The nearest neighbor relationships of major structural proteins within type D retroviruses (SMRV, MPMV, PMFV) were investigated by crosslinking with the cleavable bifunctional reagent dimethyl dithiobispropionimidate (DTBPI) or by use of 2-iminothiolane (methyl mercaptobutyrimidate, MBI) and subsequent oxidation by hydrogen peroxide. The crosslinked complexes of proteins were analyzed by two-dimensional diagonal polyacrylamide gel electrophoresis in the presence of sodium dodecyl sulfate. In intact virions both crosslinking reagents induced the formation of covalently linked complexes of the internal structural proteins as well as complexes containing the envelope glycoproteins. The following complexes were found for each virus: SMRV: (pp20)2; (p35)2,4,6; (pp20-gp68); MPMV: (p10)2,4,6; (p25)2,4; (p10-p25); (gp20-gp68); (p45-gp68); PMFV: (p10)2; (p25)2; (p10-p25); (p45-gp68). In control experiments without crosslinking reagents no covalently linked complexes were detected.

Search for retrovirus expression in men--failure to demonstrate retrovirus-specific antigens in normal and malignant tissue.

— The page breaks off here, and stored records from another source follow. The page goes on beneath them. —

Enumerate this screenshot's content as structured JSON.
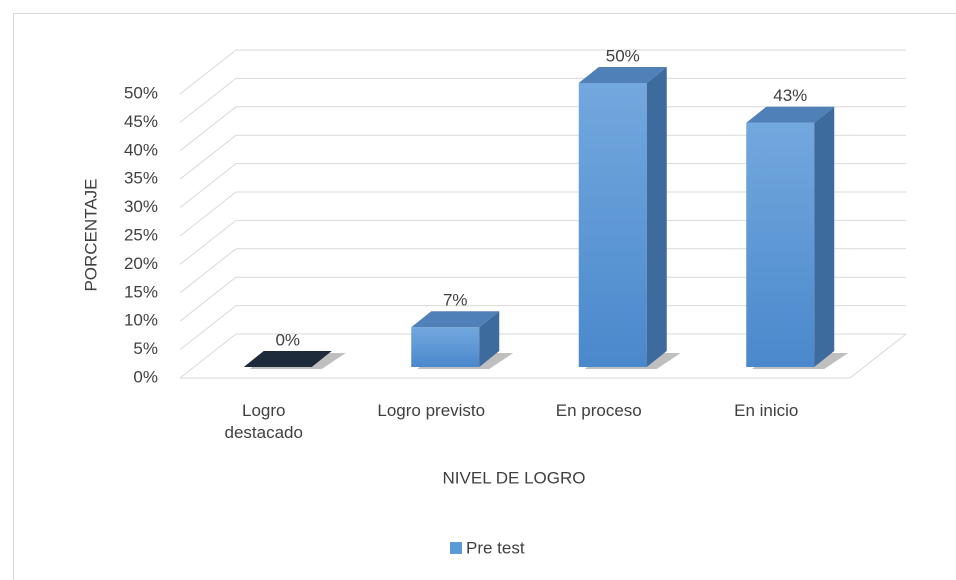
{
  "chart_data": {
    "type": "bar3d",
    "y_label": "PORCENTAJE",
    "x_label": "NIVEL DE LOGRO",
    "categories": [
      "Logro destacado",
      "Logro previsto",
      "En proceso",
      "En inicio"
    ],
    "series": [
      {
        "name": "Pre test",
        "color": "#5b9bd5",
        "values": [
          0,
          7,
          50,
          43
        ],
        "value_labels": [
          "0%",
          "7%",
          "50%",
          "43%"
        ]
      }
    ],
    "ylim": [
      0,
      50
    ],
    "yticks": [
      {
        "value": 0,
        "label": "0%"
      },
      {
        "value": 5,
        "label": "5%"
      },
      {
        "value": 10,
        "label": "10%"
      },
      {
        "value": 15,
        "label": "15%"
      },
      {
        "value": 20,
        "label": "20%"
      },
      {
        "value": 25,
        "label": "25%"
      },
      {
        "value": 30,
        "label": "30%"
      },
      {
        "value": 35,
        "label": "35%"
      },
      {
        "value": 40,
        "label": "40%"
      },
      {
        "value": 45,
        "label": "45%"
      },
      {
        "value": 50,
        "label": "50%"
      }
    ],
    "grid": true,
    "legend": "bottom"
  }
}
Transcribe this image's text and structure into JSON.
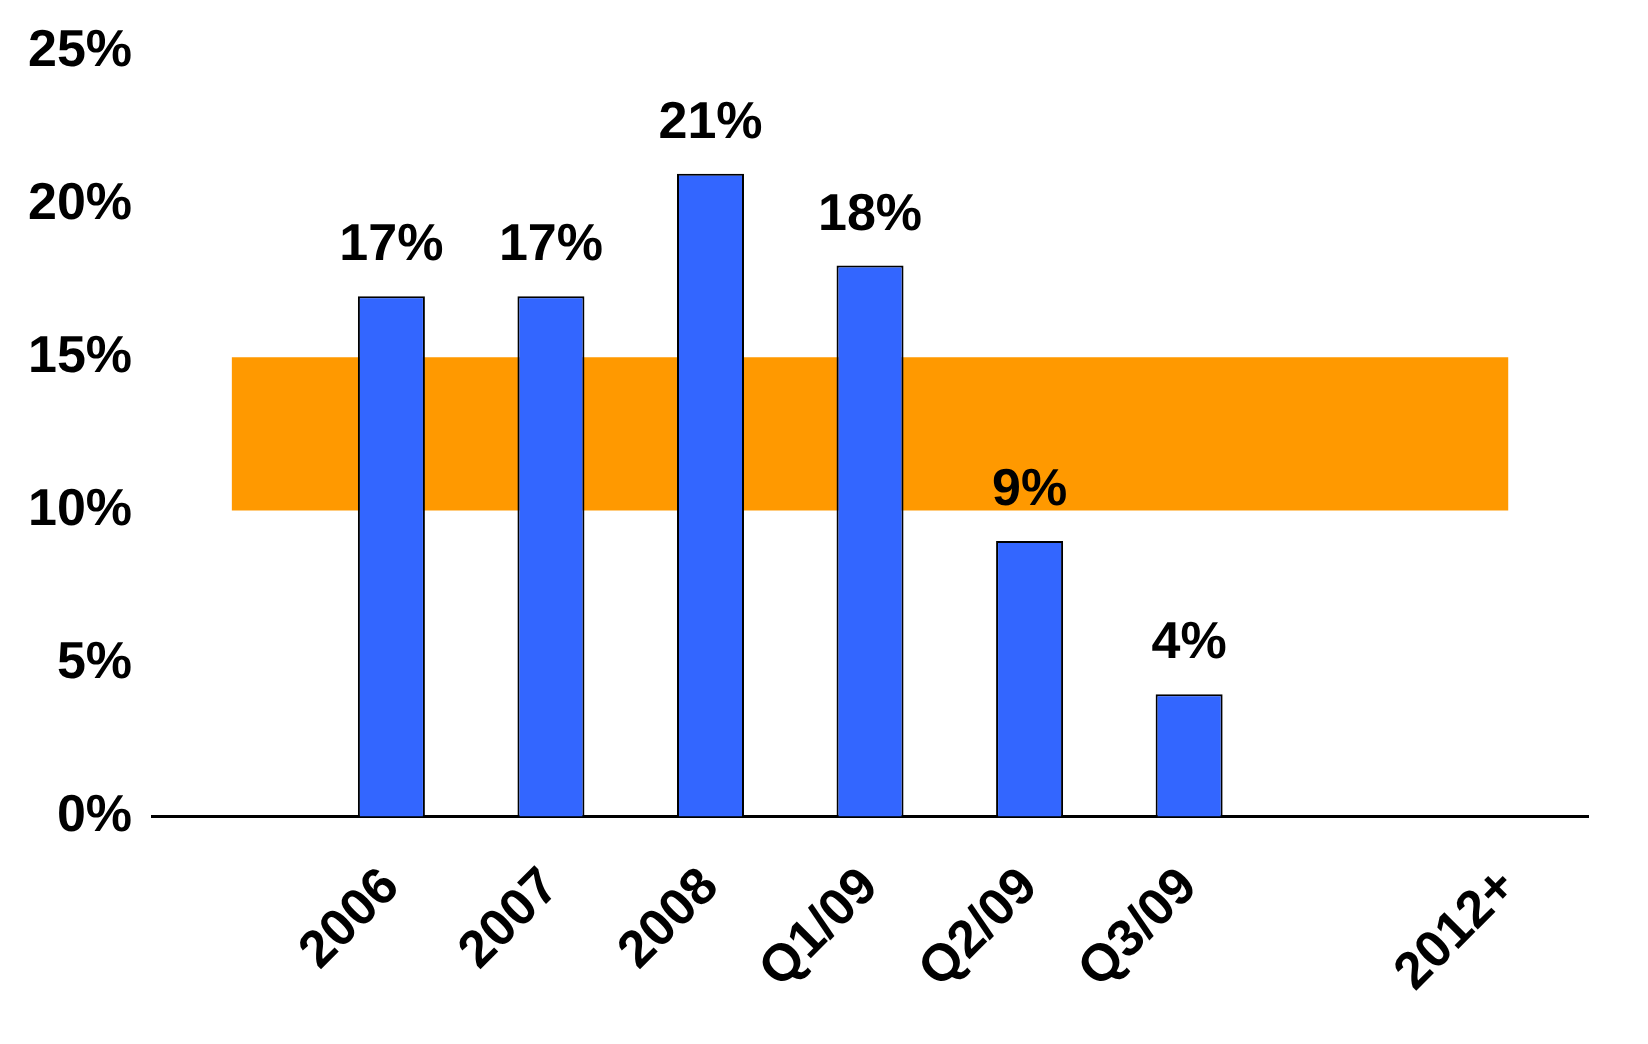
{
  "chart_data": {
    "type": "bar",
    "categories": [
      null,
      "2006",
      "2007",
      "2008",
      "Q1/09",
      "Q2/09",
      "Q3/09",
      null,
      "2012+"
    ],
    "values": [
      null,
      17,
      17,
      21,
      18,
      9,
      4,
      null,
      null
    ],
    "value_labels": [
      null,
      "17%",
      "17%",
      "21%",
      "18%",
      "9%",
      "4%",
      null,
      null
    ],
    "color": "#3366ff",
    "ylim": [
      0,
      25
    ],
    "yticks": [
      {
        "value": 0,
        "label": "0%"
      },
      {
        "value": 5,
        "label": "5%"
      },
      {
        "value": 10,
        "label": "10%"
      },
      {
        "value": 15,
        "label": "15%"
      },
      {
        "value": 20,
        "label": "20%"
      },
      {
        "value": 25,
        "label": "25%"
      }
    ],
    "bands": [
      {
        "axis": "y",
        "from": 10,
        "to": 15,
        "color": "#ff9900"
      }
    ],
    "grid": false,
    "legend": false
  }
}
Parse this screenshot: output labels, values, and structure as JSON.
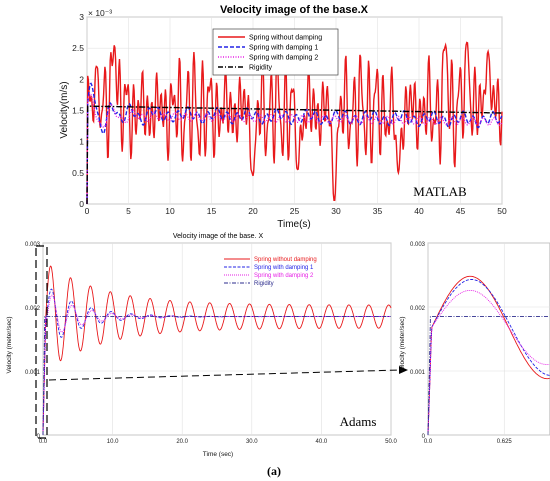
{
  "colors": {
    "spring_no_damping": "#e8191b",
    "spring_damping_1": "#2323e6",
    "spring_damping_2": "#e61ee6",
    "rigidity": "#000000",
    "adams_rigidity": "#2b2b8c"
  },
  "chart_data": [
    {
      "id": "matlab",
      "type": "line",
      "title": "Velocity image of the base.X",
      "xlabel": "Time(s)",
      "ylabel": "Velocity(m/s)",
      "exponent_label": "× 10⁻³",
      "tag": "MATLAB",
      "xlim": [
        0,
        50
      ],
      "ylim": [
        0,
        3
      ],
      "xticks": [
        "0",
        "5",
        "10",
        "15",
        "20",
        "25",
        "30",
        "35",
        "40",
        "45",
        "50"
      ],
      "yticks": [
        "0",
        "0.5",
        "1",
        "1.5",
        "2",
        "2.5",
        "3"
      ],
      "grid": true,
      "legend_position": "top-center",
      "series": [
        {
          "name": "Spring without damping",
          "style": "solid"
        },
        {
          "name": "Spring with damping 1",
          "style": "dashed"
        },
        {
          "name": "Spring with damping 2",
          "style": "dotted"
        },
        {
          "name": "Rigidity",
          "style": "dashdot"
        }
      ]
    },
    {
      "id": "adams",
      "type": "line",
      "title": "Velocity image of the base. X",
      "xlabel": "Time (sec)",
      "ylabel": "Velocity (meter/sec)",
      "tag": "Adams",
      "xlim": [
        0,
        50
      ],
      "ylim": [
        0,
        0.003
      ],
      "xticks": [
        "0.0",
        "10.0",
        "20.0",
        "30.0",
        "40.0",
        "50.0"
      ],
      "yticks": [
        "0",
        "0.001",
        "0.002",
        "0.003"
      ],
      "grid": true,
      "legend_position": "top-right",
      "series": [
        {
          "name": "Spring without damping",
          "style": "solid"
        },
        {
          "name": "Spring with damping 1",
          "style": "dashed"
        },
        {
          "name": "Spring with damping 2",
          "style": "dotted"
        },
        {
          "name": "Rigidity",
          "style": "dashdot"
        }
      ]
    },
    {
      "id": "adams-zoom",
      "type": "line",
      "ylabel": "Velocity (meter/sec)",
      "xlim": [
        0,
        1
      ],
      "ylim": [
        0,
        0.003
      ],
      "xticks": [
        "0.0",
        "0.625"
      ],
      "yticks": [
        "0",
        "0.001",
        "0.002",
        "0.003"
      ],
      "grid": true
    }
  ],
  "caption": "(a)"
}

Extracts for different normal and malignant human tissues were checked for retrovirus antigens by Sepharose bead immuno-fluorescence assay. No convincing evidence could be obtained for the presence of type D and mammalian type C virus antigens in the tissues tested by three different immunoassays. It is concluded from these results that such viruses have no ubiquitous distribution in human beings.

Comparison of different methods for large-volume concentration of a type D retrovirus (PMFV).

Different methods of large-scale concentration of a type D retrovirus (PMFV) were compared, including continuous-flow centrifugation, ultrafiltration, and polyethylene glycol precipitation. Best results were obtained by a combination of continuous-flow centrifugation and subsequent purification by velocity gradient and isopycnic gradient centrifugation.